En los años en que desarrolla la acción de La leyenda de la isla sin voz existen muchas semejanzas con lo que estamos viviendo en la actualidad. La crisis económica, las catástrofes y la piratería intelectual. “El incendio de 1835 fue monstruoso, desapareció buena parte de la ciudad, como ocurrió en el 11-S”, recuerda y además, Dickens estaba preocupado por los derechos de autor, al comprobar que lo que se publicaba en América no le reportaba ningún beneficio. “Sigue habiendo un vacío legal. La mayoría de la gente piensa que no está robando a nadie. Que la cultura tiene que ser gratuita, pero al mismo tiempo se molestan si es subvencionada”, opina de manera certera. Para hacer cultura hay que pagar y esa conciencia debe de iniciarse desde el colegio.
Vivimos tiempos eclécticos, los españoles se mueven entre dos posiciones opuestas. Por un lado, los pesimistas que creen que no hay nada que hacer, con continuas desilusiones y, por otra, los optimistas que mantienen la esperanza de que estos sean unos tiempos de cambio y aprovechar la crisis para quitarse de encima todo lo que no sirve. Vanessa Montfort se encuentra en este segundo grupo entre los que no se rinden jamás.
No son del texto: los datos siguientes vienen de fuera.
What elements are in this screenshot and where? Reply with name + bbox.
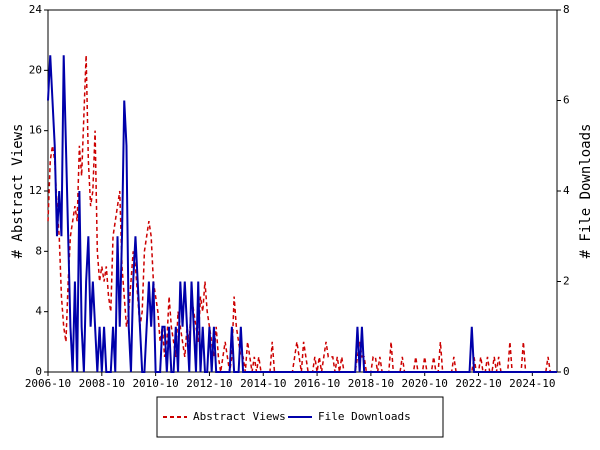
y-tick-label: 12 [29,184,42,197]
y2-axis-label: # File Downloads [578,124,594,259]
legend-label: Abstract Views [193,410,286,423]
y2-tick-label: 2 [563,275,570,288]
series-line [47,55,557,373]
y2-tick-label: 6 [563,94,570,107]
x-tick-label: 2014-10 [240,377,286,390]
x-tick-label: 2010-10 [132,377,178,390]
y-tick-label: 20 [29,63,42,76]
y2-tick-label: 4 [563,184,570,197]
y-axis-label: # Abstract Views [10,124,26,259]
y2-tick-label: 0 [563,365,570,378]
y-tick-label: 24 [29,3,43,16]
series-line [47,55,557,373]
x-tick-label: 2024-10 [509,377,555,390]
legend-label: File Downloads [318,410,411,423]
x-tick-label: 2008-10 [79,377,125,390]
y-tick-label: 4 [35,305,42,318]
y2-tick-label: 8 [563,3,570,16]
x-tick-label: 2016-10 [294,377,340,390]
y-tick-label: 16 [29,124,42,137]
x-tick-label: 2022-10 [455,377,501,390]
x-tick-label: 2012-10 [186,377,232,390]
x-tick-label: 2020-10 [402,377,448,390]
plot-frame [47,9,558,373]
y-tick-label: 0 [35,365,42,378]
x-tick-label: 2006-10 [25,377,71,390]
y-tick-label: 8 [35,244,42,257]
x-tick-label: 2018-10 [348,377,394,390]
Su novela tiene ese espíritu, “darme oxígeno a mí misma, por eso me he ido en la obra hacia el primer liberalismo, que paradójicamente nos ha dado lo mejor y también lo peor de los que somos”, puntualiza.
Ella no quiere que vean la novela como tremendista, sino como absolutamente real, pero con un toque mágico. Ha querido coger una historia real del pasado para hablar de la crisis actual. “Está desapareciendo la clase media. Muchos esconden su pobreza para que no se vea”, describe. Quiere que sea un homenaje al siglo XIX, que en su opinión está concluyendo ahora.
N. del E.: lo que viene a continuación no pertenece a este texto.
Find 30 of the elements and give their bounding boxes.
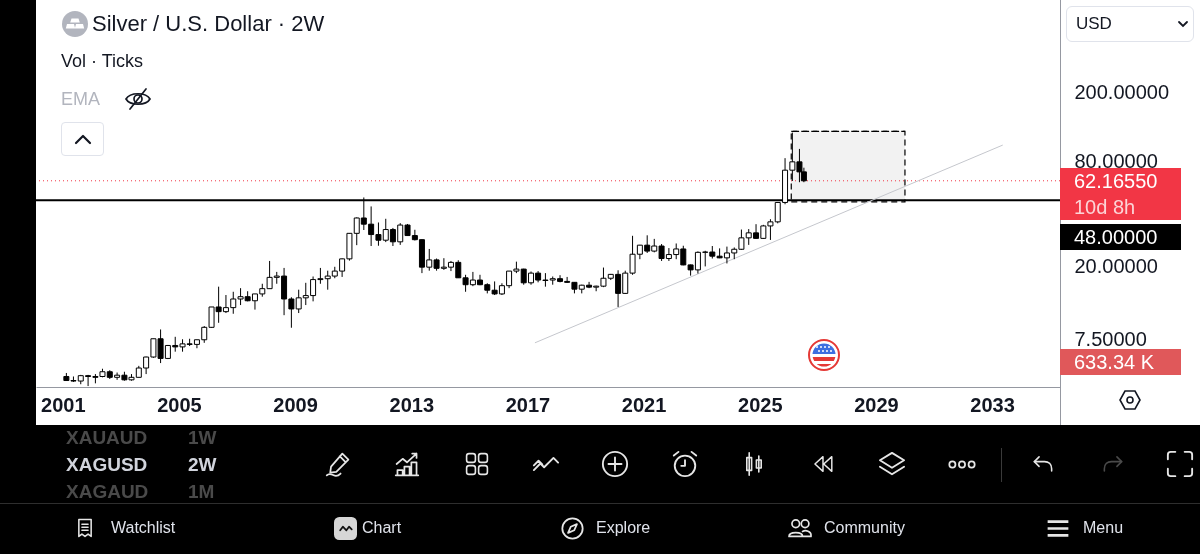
x-tick-label: 2005 <box>157 393 202 416</box>
x-tick-label: 2017 <box>505 393 551 416</box>
text: 2W <box>188 454 217 475</box>
text: Chart <box>362 519 402 536</box>
text: XAGUSD <box>66 454 148 475</box>
y-tick-label: 7.50000 <box>1074 328 1147 351</box>
x-tick-label: 2029 <box>854 393 899 416</box>
text: Community <box>824 519 905 536</box>
text: XAUAUD <box>66 427 148 448</box>
x-tick-label: 2013 <box>389 393 435 416</box>
y-tick-label: 200.00000 <box>1074 81 1170 104</box>
text: XAGAUD <box>66 481 149 502</box>
annotation: EMA <box>61 89 101 109</box>
text: Watchlist <box>111 519 176 536</box>
text: 1M <box>188 481 215 502</box>
x-tick-label: 2009 <box>273 393 318 416</box>
y-tick-label: 20.00000 <box>1074 254 1158 277</box>
x-tick-label: 2025 <box>738 393 783 416</box>
text: USD <box>1076 14 1112 33</box>
text: Explore <box>596 519 651 536</box>
ref-line-label: 62.16550 10d 8h <box>1060 167 1181 220</box>
text: Vol · Ticks <box>61 51 144 71</box>
x-tick-label: 2033 <box>970 393 1015 416</box>
text: Silver / U.S. Dollar · 2W <box>92 11 325 36</box>
x-tick-label: 2021 <box>621 393 667 416</box>
text: Menu <box>1083 519 1124 536</box>
x-tick-label: 2001 <box>41 393 86 416</box>
ref-line-label: 48.00000 <box>1060 223 1181 250</box>
text: 633.34 K <box>1060 349 1181 375</box>
text: 1W <box>188 427 217 448</box>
“Los ánimos se están caldeando en la actualidad. Los estallidos sociales están siendo muy pequeños, pero en ocasiones estos pequeños estallidos acarrean grandes cosas. La mecha se suele encender por las cosas más tontas y quien lo provoca no es muy consciente”, elucubra con lucidez.
Vanessa Montfort es una escritora lenta y perfeccionista, tanto en el fondo como en la forma. Escribir la novela la ha costado cuatro apasionados años. Dos han sido de documentación y preparar la trama. Una vez ya la tiene en la cabeza, queda el trabajo de escribir y engrandecerla. Para ello, ha inventado una historia de amor entre el escritor y Anne Radcliffe, una joven enfermera, que tiene una gran evolución en la novela, hasta tal punto de ser el eje más importante de la misma.
Reivindica la imaginación, “los escritores la tienen y es el niño que llevas dentro el que escribe por ti. Una persona que no recuerda su infancia es una persona triste”, enfatiza y se muestra contraria a aquellos que opinan que el pensamiento mágico de un niño se acaba a los siete años. Al mismo tiempo, sostiene que el escritor ha de crecer, “si no lo hace, muere”. Ella, aunque no lo diga, sabe que está creciendo, que va buscando su propio estilo, su propia forma de expresarse. “Yo hasta ahora había escrito en primera persona. Es la primera vez que utilizo la tercera persona. No sabía cómo era mi voz narrativa en tercera y no quería diluir la fuerza del yo”, finaliza la escritora. En mi opinión ha encontrado su voz narrativa. Una voz cercana al lector, una voz amiga que cuenta con delicadeza y talento historias singulares. Una voz que te puedes encontrar al doblar la esquina, al pasar una página y darte cuenta de que es una voz conocida que siempre ha estado a tu lado.